Vasquez has also dealt with the Achievement Gap and how it has been used to make minority and low-income students believe that there is something wrong with them. 

“It is the school system that is bringing our communities down, and not our families, because even though they [the parents] are illiterate, they still find ways for the kids to come to school, and they want them to learn; what parent doesn’t want their child to learn? I haven’t met one yet,” Vazquez said. 
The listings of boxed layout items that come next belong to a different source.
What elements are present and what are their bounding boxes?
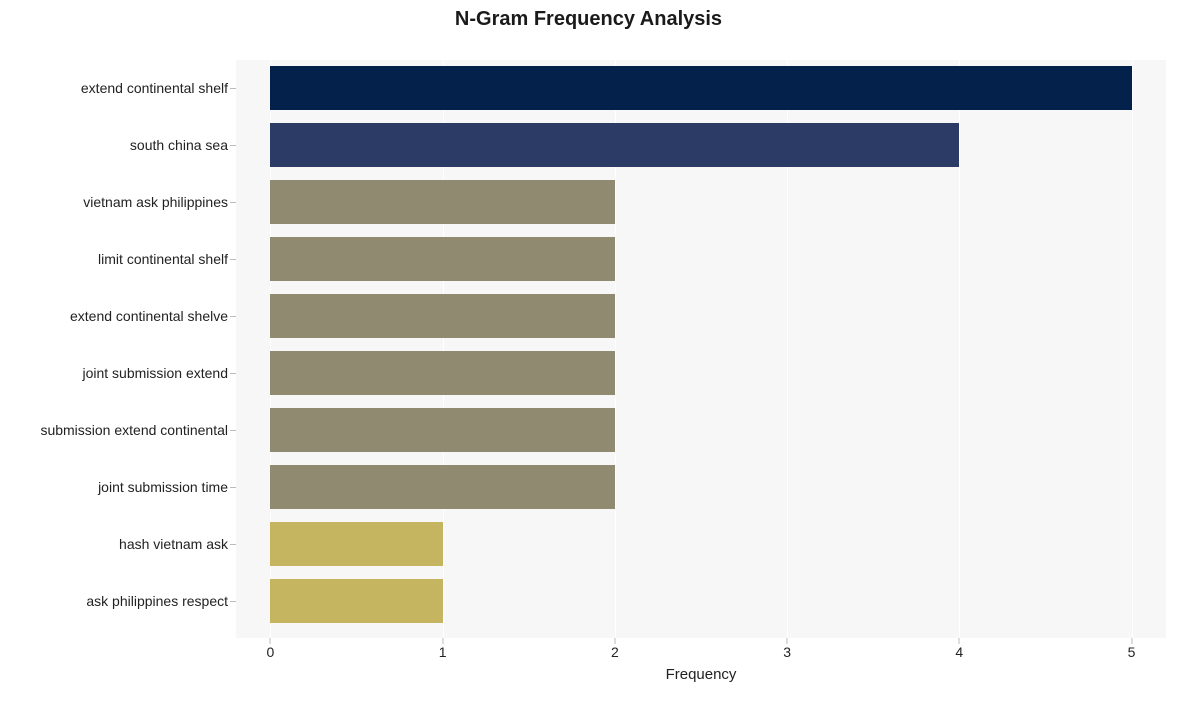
bar (270, 579, 442, 623)
bar (270, 294, 614, 338)
bar (270, 351, 614, 395)
chart-container: N-Gram Frequency Analysis extend contine… (0, 0, 1177, 701)
bar (270, 465, 614, 509)
y-axis-tick-label: submission extend continental (40, 422, 236, 438)
y-axis-tick-mark (230, 259, 236, 260)
y-axis-tick-label: ask philippines respect (86, 593, 236, 609)
grid-band (236, 630, 1166, 639)
y-axis-tick-mark (230, 487, 236, 488)
y-axis-tick-label: extend continental shelf (81, 80, 236, 96)
x-axis-tick-mark (1131, 638, 1132, 644)
bar (270, 237, 614, 281)
y-axis-tick-label: joint submission extend (82, 365, 236, 381)
y-axis-tick-mark (230, 544, 236, 545)
y-axis-tick-mark (230, 145, 236, 146)
y-axis-tick-label: extend continental shelve (70, 308, 236, 324)
x-axis-tick-mark (787, 638, 788, 644)
x-axis-label: Frequency (236, 666, 1166, 683)
y-axis-tick-mark (230, 88, 236, 89)
y-axis-tick-mark (230, 601, 236, 602)
y-axis-tick-mark (230, 430, 236, 431)
x-axis-tick-mark (614, 638, 615, 644)
bar (270, 180, 614, 224)
y-axis-tick-label: south china sea (130, 137, 236, 153)
y-axis-tick-label: joint submission time (98, 479, 236, 495)
y-axis-tick-mark (230, 373, 236, 374)
y-axis-tick-label: hash vietnam ask (119, 536, 236, 552)
x-axis-tick-mark (959, 638, 960, 644)
vertical-gridline (1132, 36, 1133, 638)
plot-area: extend continental shelfsouth china seav… (236, 36, 1166, 638)
y-axis-tick-label: vietnam ask philippines (83, 194, 236, 210)
x-axis-tick-mark (270, 638, 271, 644)
y-axis-tick-mark (230, 316, 236, 317)
bar (270, 66, 1131, 110)
y-axis-tick-mark (230, 202, 236, 203)
bar (270, 408, 614, 452)
chart-title: N-Gram Frequency Analysis (0, 8, 1177, 31)
bar (270, 522, 442, 566)
vertical-gridline (959, 36, 960, 638)
y-axis-tick-label: limit continental shelf (98, 251, 236, 267)
x-axis-tick-mark (442, 638, 443, 644)
bar (270, 123, 959, 167)
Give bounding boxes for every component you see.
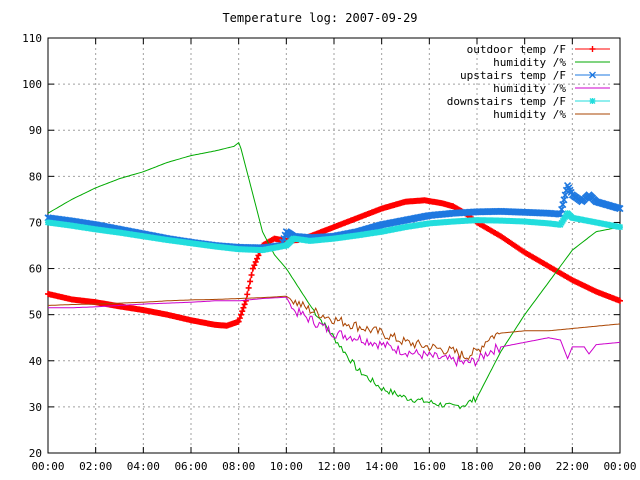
legend-label: humidity /% <box>493 82 566 95</box>
legend-label: humidity /% <box>493 56 566 69</box>
y-tick-label: 70 <box>29 216 42 229</box>
legend-marker <box>589 71 596 79</box>
x-tick-label: 08:00 <box>222 460 255 473</box>
legend-item: outdoor temp /F <box>467 43 610 56</box>
legend-item: downstairs temp /F <box>447 95 610 108</box>
legend-label: outdoor temp /F <box>467 43 566 56</box>
y-tick-label: 40 <box>29 355 42 368</box>
legend-item: humidity /% <box>493 56 610 69</box>
series-line <box>48 296 621 368</box>
series-1 <box>47 141 621 410</box>
x-tick-label: 16:00 <box>413 460 446 473</box>
series-markers <box>44 210 624 254</box>
y-tick-label: 50 <box>29 309 42 322</box>
y-tick-label: 80 <box>29 170 42 183</box>
legend-item: upstairs temp /F <box>460 69 610 82</box>
legend-label: upstairs temp /F <box>460 69 566 82</box>
legend-item: humidity /% <box>493 108 610 121</box>
x-tick-label: 14:00 <box>365 460 398 473</box>
x-tick-label: 12:00 <box>317 460 350 473</box>
legend-label: downstairs temp /F <box>447 95 566 108</box>
series-4 <box>44 210 624 254</box>
legend-label: humidity /% <box>493 108 566 121</box>
x-tick-label: 22:00 <box>556 460 589 473</box>
series-5 <box>48 295 621 361</box>
series-3 <box>48 296 621 368</box>
x-tick-label: 10:00 <box>270 460 303 473</box>
y-tick-label: 60 <box>29 263 42 276</box>
x-tick-label: 02:00 <box>79 460 112 473</box>
series-line <box>48 295 621 361</box>
series-line <box>47 141 621 410</box>
grid <box>48 38 620 453</box>
legend-item: humidity /% <box>493 82 610 95</box>
x-tick-label: 04:00 <box>127 460 160 473</box>
axis-ticks: 20 30 40 50 60 70 80 90 100 110 00:00 02:00 04:00 06:… <box>22 32 636 473</box>
x-tick-label: 06:00 <box>174 460 207 473</box>
y-tick-label: 90 <box>29 124 42 137</box>
y-tick-label: 100 <box>22 78 42 91</box>
y-tick-label: 20 <box>29 447 42 460</box>
series-group <box>44 141 624 410</box>
x-tick-label: 18:00 <box>460 460 493 473</box>
y-tick-label: 30 <box>29 401 42 414</box>
legend-marker <box>589 98 596 104</box>
legend-marker <box>589 46 596 52</box>
y-tick-label: 110 <box>22 32 42 45</box>
x-tick-label: 20:00 <box>508 460 541 473</box>
x-tick-label: 00:00 <box>603 460 636 473</box>
x-tick-label: 00:00 <box>31 460 64 473</box>
chart-title: Temperature log: 2007-09-29 <box>222 11 417 25</box>
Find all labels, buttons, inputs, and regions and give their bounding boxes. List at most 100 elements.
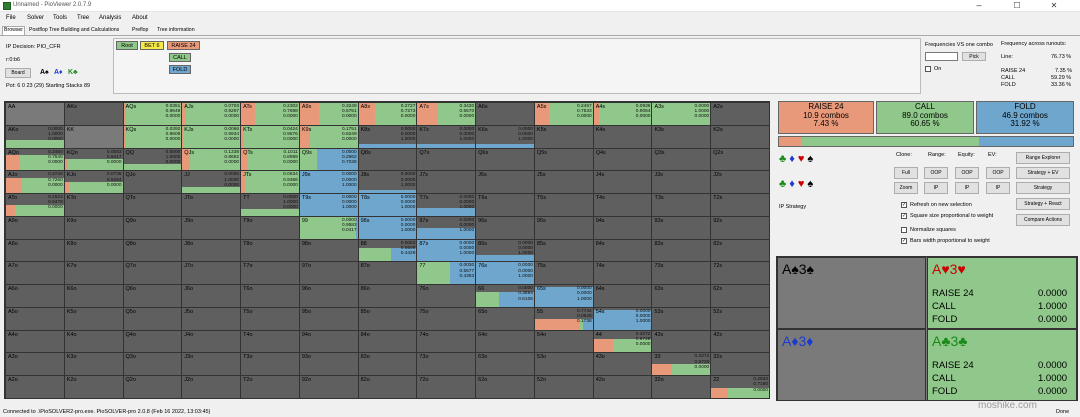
tab-browser[interactable]: Browser bbox=[2, 26, 26, 35]
hand-cell-98s[interactable]: 0.0000 0.0000 1.0000 98s bbox=[357, 215, 418, 240]
hand-cell-73s[interactable]: 73s bbox=[651, 261, 712, 286]
hand-cell-QJs[interactable]: 0.1338 0.8662 0.0000 QJs bbox=[181, 147, 242, 172]
hand-cell-Q9o[interactable]: Q9o bbox=[122, 215, 183, 240]
tree-root[interactable]: Root bbox=[116, 41, 138, 50]
heart-icon[interactable]: ♥ bbox=[797, 178, 808, 190]
hand-cell-QTo[interactable]: QTo bbox=[122, 193, 183, 217]
tab-postflop[interactable]: Postflop Tree Building and Calculations bbox=[29, 27, 120, 33]
hand-cell-J9s[interactable]: 0.0000 0.0000 1.0000 J9s bbox=[298, 170, 359, 195]
refresh-checkbox[interactable]: ✓ bbox=[901, 202, 907, 208]
hand-cell-65s[interactable]: 0.0000 0.0000 1.0000 65s bbox=[533, 284, 594, 308]
hand-cell-53o[interactable]: 53o bbox=[533, 352, 594, 377]
hand-cell-Q2s[interactable]: Q2s bbox=[710, 147, 770, 172]
hand-cell-A8o[interactable]: A8o bbox=[5, 238, 65, 263]
strategy-react-button[interactable]: Strategy + React bbox=[1016, 198, 1070, 210]
pick-button[interactable]: Pick bbox=[962, 52, 986, 61]
hand-cell-KJs[interactable]: 0.0066 0.9934 0.0000 KJs bbox=[181, 124, 242, 149]
range-explorer-button[interactable]: Range Explorer bbox=[1016, 152, 1070, 164]
hand-cell-83o[interactable]: 83o bbox=[357, 352, 418, 377]
hand-cell-J3o[interactable]: J3o bbox=[181, 352, 242, 377]
hand-cell-A2o[interactable]: A2o bbox=[5, 375, 65, 399]
action-call[interactable]: CALL 89.0 combos 60.65 % bbox=[876, 101, 974, 134]
hand-cell-K3o[interactable]: K3o bbox=[63, 352, 124, 377]
action-fold[interactable]: FOLD 46.9 combos 31.92 % bbox=[976, 101, 1074, 134]
hand-cell-J3s[interactable]: J3s bbox=[651, 170, 712, 195]
hand-cell-TT[interactable]: 0.0000 1.0000 0.0000 TT bbox=[240, 193, 300, 217]
hand-cell-88[interactable]: 0.0063 0.5508 0.4429 88 bbox=[357, 238, 418, 263]
hand-cell-54s[interactable]: 0.0000 0.0000 1.0000 54s bbox=[592, 306, 653, 331]
hand-cell-65o[interactable]: 65o bbox=[475, 306, 535, 331]
hand-cell-94o[interactable]: 94o bbox=[298, 329, 359, 354]
hand-cell-T6s[interactable]: T6s bbox=[475, 193, 535, 217]
hand-cell-96s[interactable]: 96s bbox=[475, 215, 535, 240]
hand-cell-92o[interactable]: 92o bbox=[298, 375, 359, 399]
hand-cell-52s[interactable]: 52s bbox=[710, 306, 770, 331]
hand-cell-AJo[interactable]: 0.2740 0.7260 0.0000 AJo bbox=[5, 170, 65, 195]
minimize-button[interactable]: – bbox=[976, 0, 982, 10]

Vazquez also said that she raises awareness about the importance of college to students and their families, providing as much information as possible.

“One thing we do is talk about college. We put little things like banners in the auditoriums and have a college week, or wear your favorite college shirt on Fridays. We have the teachers share what college they went to and immerse that conversation here at the school site because if they’re first-generation students, they don’t know what’s out there. So we need to tell them, and the parents as well,” Vazquez said. 

There are also people providing information to families within Carlmont’s grounds. Katherine Ortiz is Carlmont’s AP coordinator and English Learner Advisory Committee (ELAC) parent coordinator; she spends a large part of her day providing information to anyone who asks for it.

“One of the big things about access to education has to do with making sure everybody has the proper information because a lot of families aren’t aware. Everyone’s parents want their kids to go to college, and it’s important that we share resources within the community,” Ortiz said.

Although providing information has been necessary to improve education access, other barriers that block access to education are a bit harder to fix. One of these significant barriers involves access to technology. 

In Silicon Valley, access to technology is not a massive issue, as a majority of students in the area have stable access to an internet connection. If students don’t, most districts have a surplus of technology to hand out to students. However, at Dr. Owen Lloyd Knox Elementary School, there isn’t enough funding within the school or district to provide adequate technology, an issue exacerbated by the COVID-19 pandemic and a new dependency on online learning.

From the College Board’s founding 120 years ago, society has changed regarding education, and the College Board adapted its services with it. 

Currently, due to the COVID-19 pandemic, online learning and reliance on technology have already changed the College Boards’ typical operations. The AP and SAT testing are changing due to the pandemic, and many colleges are not requiring the SAT for college admissions. At this point, it is unclear how the College Board will adopt future testing practices.

For Vazquez, she has started to notice a shift in how educational leaders view minority issues and is excited to see that change continue to grow.

“Leaders are looking and saying, this curriculum is not working for our minorities, which I’m happy to hear because it’s not, and the teachers, which are the practitioners, have been voicing that for years,” Vazquez said.